I tend to be described as a conservative buy and hold investor. I like solid companies that have a defensible market share, strong entry barriers, and a history of proven returns. Tobacco fits this bill perfectly, with the added advantage of selling an addictive product. Finally, many investors choose to avoid such 'sin' stocks, allowing yields to remain high.
In 2008, Philip Morris International (PM) was spun off from Altria (MO), which was known for being the most profitable stock in US history. Altria now does business within the USA, and PM internationally. Out of the global tobacco companies PM has the highest market capitalization when compared with competitors British American Tobacco (BTI), Imperial Tobacco Group (ITYBY.PK), and Lorillard (LO).
Over the last year Philip Morris has returned 34% with the S&P 500 returning only slightly over 5%. With yearly total returns of 10, 21, and 34% for 2009, 2010, 2011 respectively, company financials look on track to continue such comparable growth.
Over the last 4 years for the years 2011, 2010, and 2009, earning per share grew at 23%, 21%, and -2% respectively. Discounting the decrease in earnings per share between 2008 and 2009 because of the financial crisis, PM has shown a consistent ability to increase shareholder value each year since.
In the time period from February to March this year, reported insider trades were slightly positive with 32 increased positions and 26 reduced positions; this neither strongly points to either a buy or sell, however the slight positive slant is reassuring. At this point the long term data indicates that PM is still a profitable stock to hold, but the ideal time to initiate a new position must be found.

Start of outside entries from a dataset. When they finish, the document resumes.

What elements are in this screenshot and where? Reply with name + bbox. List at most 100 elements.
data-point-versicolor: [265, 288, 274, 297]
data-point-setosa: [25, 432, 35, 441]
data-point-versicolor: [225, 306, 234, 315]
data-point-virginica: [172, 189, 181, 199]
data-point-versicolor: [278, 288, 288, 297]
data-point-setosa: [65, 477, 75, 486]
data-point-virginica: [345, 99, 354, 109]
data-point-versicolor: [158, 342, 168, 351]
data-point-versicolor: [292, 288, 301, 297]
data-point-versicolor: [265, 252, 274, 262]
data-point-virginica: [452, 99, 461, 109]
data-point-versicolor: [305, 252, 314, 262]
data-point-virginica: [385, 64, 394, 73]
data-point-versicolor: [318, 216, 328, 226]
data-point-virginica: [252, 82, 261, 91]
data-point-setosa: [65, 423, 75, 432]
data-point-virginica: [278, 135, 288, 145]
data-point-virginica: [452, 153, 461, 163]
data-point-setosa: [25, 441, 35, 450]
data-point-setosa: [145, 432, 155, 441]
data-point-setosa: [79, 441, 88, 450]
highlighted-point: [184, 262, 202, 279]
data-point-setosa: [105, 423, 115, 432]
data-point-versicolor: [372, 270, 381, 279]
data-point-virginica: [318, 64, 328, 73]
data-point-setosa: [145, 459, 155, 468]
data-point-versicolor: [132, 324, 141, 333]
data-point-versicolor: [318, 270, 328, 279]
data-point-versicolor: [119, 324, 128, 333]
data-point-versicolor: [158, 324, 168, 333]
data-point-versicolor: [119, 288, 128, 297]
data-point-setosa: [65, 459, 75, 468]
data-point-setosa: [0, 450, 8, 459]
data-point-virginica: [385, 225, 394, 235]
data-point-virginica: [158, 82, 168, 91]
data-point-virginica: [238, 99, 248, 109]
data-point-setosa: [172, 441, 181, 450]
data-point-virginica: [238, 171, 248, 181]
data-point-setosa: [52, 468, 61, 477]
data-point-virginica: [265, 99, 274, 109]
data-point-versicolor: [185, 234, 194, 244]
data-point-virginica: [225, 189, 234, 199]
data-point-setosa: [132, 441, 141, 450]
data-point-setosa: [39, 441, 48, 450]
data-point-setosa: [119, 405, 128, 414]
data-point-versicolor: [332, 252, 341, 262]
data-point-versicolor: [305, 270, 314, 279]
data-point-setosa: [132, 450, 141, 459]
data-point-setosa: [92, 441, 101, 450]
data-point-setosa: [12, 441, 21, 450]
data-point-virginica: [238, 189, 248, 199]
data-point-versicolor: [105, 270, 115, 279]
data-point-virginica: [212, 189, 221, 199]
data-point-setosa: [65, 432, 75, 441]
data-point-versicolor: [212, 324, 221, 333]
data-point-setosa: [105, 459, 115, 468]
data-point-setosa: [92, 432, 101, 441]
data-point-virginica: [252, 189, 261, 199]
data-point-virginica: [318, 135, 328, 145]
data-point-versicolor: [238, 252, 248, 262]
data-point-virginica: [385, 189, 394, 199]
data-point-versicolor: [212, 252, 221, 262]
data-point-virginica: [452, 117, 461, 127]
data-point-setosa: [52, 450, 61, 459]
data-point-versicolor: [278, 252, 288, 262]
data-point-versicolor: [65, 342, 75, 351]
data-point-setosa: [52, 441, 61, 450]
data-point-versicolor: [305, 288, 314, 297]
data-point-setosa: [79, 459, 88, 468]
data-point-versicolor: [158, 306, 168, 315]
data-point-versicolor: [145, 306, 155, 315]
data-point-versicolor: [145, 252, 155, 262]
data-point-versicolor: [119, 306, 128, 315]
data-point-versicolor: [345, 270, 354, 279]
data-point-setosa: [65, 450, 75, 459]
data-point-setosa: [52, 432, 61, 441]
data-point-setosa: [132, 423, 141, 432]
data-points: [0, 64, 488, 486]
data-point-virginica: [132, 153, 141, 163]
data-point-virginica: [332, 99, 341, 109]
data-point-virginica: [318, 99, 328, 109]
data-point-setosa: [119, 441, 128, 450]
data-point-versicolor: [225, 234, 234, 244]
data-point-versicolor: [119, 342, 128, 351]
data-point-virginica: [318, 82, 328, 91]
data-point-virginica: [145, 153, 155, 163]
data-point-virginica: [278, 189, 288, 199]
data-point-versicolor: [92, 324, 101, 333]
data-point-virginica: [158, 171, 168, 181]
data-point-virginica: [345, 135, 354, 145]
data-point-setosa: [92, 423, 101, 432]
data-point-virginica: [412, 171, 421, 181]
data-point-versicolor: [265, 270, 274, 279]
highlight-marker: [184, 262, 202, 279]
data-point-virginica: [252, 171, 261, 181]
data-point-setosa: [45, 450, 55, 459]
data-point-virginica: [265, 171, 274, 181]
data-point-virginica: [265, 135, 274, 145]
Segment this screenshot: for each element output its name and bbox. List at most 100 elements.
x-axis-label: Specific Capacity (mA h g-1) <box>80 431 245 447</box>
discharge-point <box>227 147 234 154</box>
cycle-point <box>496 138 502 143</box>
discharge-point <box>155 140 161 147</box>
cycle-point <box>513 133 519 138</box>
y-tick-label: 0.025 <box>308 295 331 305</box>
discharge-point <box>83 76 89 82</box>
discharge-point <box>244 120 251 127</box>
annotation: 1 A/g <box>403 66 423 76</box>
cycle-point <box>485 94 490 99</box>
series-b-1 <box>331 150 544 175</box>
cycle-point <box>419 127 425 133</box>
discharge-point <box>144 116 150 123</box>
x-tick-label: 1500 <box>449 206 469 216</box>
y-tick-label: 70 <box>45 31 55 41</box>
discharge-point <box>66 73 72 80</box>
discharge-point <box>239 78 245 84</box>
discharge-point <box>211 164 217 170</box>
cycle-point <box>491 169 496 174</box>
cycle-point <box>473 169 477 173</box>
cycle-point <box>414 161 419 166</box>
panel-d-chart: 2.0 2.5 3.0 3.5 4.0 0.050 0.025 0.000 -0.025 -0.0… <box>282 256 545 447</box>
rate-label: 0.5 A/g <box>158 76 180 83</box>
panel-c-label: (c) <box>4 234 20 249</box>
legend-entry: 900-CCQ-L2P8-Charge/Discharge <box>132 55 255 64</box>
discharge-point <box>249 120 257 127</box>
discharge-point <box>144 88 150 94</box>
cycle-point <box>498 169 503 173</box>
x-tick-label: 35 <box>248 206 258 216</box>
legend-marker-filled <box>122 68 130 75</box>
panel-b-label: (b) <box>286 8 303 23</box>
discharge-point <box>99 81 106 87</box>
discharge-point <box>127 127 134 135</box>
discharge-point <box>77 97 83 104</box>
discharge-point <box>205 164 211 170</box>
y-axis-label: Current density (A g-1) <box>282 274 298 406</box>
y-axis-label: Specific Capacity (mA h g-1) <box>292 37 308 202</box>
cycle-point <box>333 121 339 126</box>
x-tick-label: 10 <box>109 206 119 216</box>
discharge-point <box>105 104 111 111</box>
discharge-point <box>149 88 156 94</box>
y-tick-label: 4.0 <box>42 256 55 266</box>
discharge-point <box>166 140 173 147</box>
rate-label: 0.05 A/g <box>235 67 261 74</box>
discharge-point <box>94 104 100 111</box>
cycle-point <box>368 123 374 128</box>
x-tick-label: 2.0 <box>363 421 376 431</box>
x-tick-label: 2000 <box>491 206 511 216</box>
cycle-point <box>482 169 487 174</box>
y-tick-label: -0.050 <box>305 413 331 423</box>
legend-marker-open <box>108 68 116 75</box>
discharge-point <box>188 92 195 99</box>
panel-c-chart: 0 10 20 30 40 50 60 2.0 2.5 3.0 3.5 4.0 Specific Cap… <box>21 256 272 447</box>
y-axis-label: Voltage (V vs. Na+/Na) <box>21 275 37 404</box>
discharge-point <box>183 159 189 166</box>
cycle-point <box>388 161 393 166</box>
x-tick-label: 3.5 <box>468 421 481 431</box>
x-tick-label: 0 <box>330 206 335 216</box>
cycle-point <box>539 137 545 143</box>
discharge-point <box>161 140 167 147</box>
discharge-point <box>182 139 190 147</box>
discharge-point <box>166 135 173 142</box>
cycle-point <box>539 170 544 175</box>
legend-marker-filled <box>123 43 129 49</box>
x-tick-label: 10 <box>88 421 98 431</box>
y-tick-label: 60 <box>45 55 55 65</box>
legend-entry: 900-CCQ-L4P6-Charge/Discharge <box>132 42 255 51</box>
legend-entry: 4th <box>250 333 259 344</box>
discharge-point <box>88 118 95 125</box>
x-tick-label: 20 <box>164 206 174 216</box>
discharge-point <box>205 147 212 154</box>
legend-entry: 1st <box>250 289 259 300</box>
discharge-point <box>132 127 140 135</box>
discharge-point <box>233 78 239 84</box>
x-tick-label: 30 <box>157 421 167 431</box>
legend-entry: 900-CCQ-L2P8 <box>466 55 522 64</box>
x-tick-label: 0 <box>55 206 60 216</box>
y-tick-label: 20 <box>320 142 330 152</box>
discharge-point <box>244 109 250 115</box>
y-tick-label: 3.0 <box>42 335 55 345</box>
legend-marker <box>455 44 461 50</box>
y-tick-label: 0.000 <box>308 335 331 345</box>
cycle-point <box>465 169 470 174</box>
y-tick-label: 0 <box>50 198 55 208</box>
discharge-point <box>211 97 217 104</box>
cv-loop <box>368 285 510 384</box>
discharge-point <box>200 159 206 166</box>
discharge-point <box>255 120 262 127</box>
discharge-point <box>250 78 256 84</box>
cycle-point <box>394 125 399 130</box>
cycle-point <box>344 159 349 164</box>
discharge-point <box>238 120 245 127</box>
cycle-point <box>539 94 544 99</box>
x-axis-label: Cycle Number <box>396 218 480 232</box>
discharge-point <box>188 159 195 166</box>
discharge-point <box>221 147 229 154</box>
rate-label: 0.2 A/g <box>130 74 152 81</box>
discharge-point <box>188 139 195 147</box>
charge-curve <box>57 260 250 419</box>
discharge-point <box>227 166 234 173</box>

While many buy and hold dividend investors would say it is rational to buy on any low, I like to take the time to find the correct time to enter the market based on macroeconomic events. I already hold PM and am looking to add to my position at the appropriate time to maximize dividends and overall returns. As PM has been reacting to the Eurozone crisis extensively this year, events within the eurozone may determine when the appropriate time to enter the market is.
For these purposes, we will compare a couple indicative stocks and ETFs with the price of PM over the last 6 months.
(Source: Google Finance)
Greece and Spain are the main EU troublemakers in recent history, so for Greece we will be comparing PM with the National Bank of Greece (NBG) and for Spain we will use the iShares MSCI Spain Index ETF (EWP). Banco Santander (SAN) can be overlaid with EWP and the motions are consistent; either can be used here.
In this we can see several apparent correlations; in early May, as both EWP and NBG were going bearish, PM was still bullish for several days before joining the EWP and NBG bears on their way down. In the final days of May both NBG and EWP hit their bottoms at essentially the same time, however PM took several days longer to bottom. EWP even began to go bullish before PM bottomed, and again PM followed with a lag.
Now of course PM is responding to other factors besides EU problems, which may explain why in July PM initially rose with a lag following NBG and EWP, but continues to slowly increase even as NBG and EWP falter. However, with EWP showing an almost 7% decrease on July 20th, and NBG decreasing over 8% on July 23rd, PM may be expected to go lower in the upcoming week.
So before I add to my position I will be waiting for any good Eurozone news that leads to price spikes of at least 5-7% in the indices of any European country, with a focus on Greece and Spain. However should an appropriate time not be found within the next few weeks, I am prepared to initiate a position simply on the long term performance of PM and tobacco in general.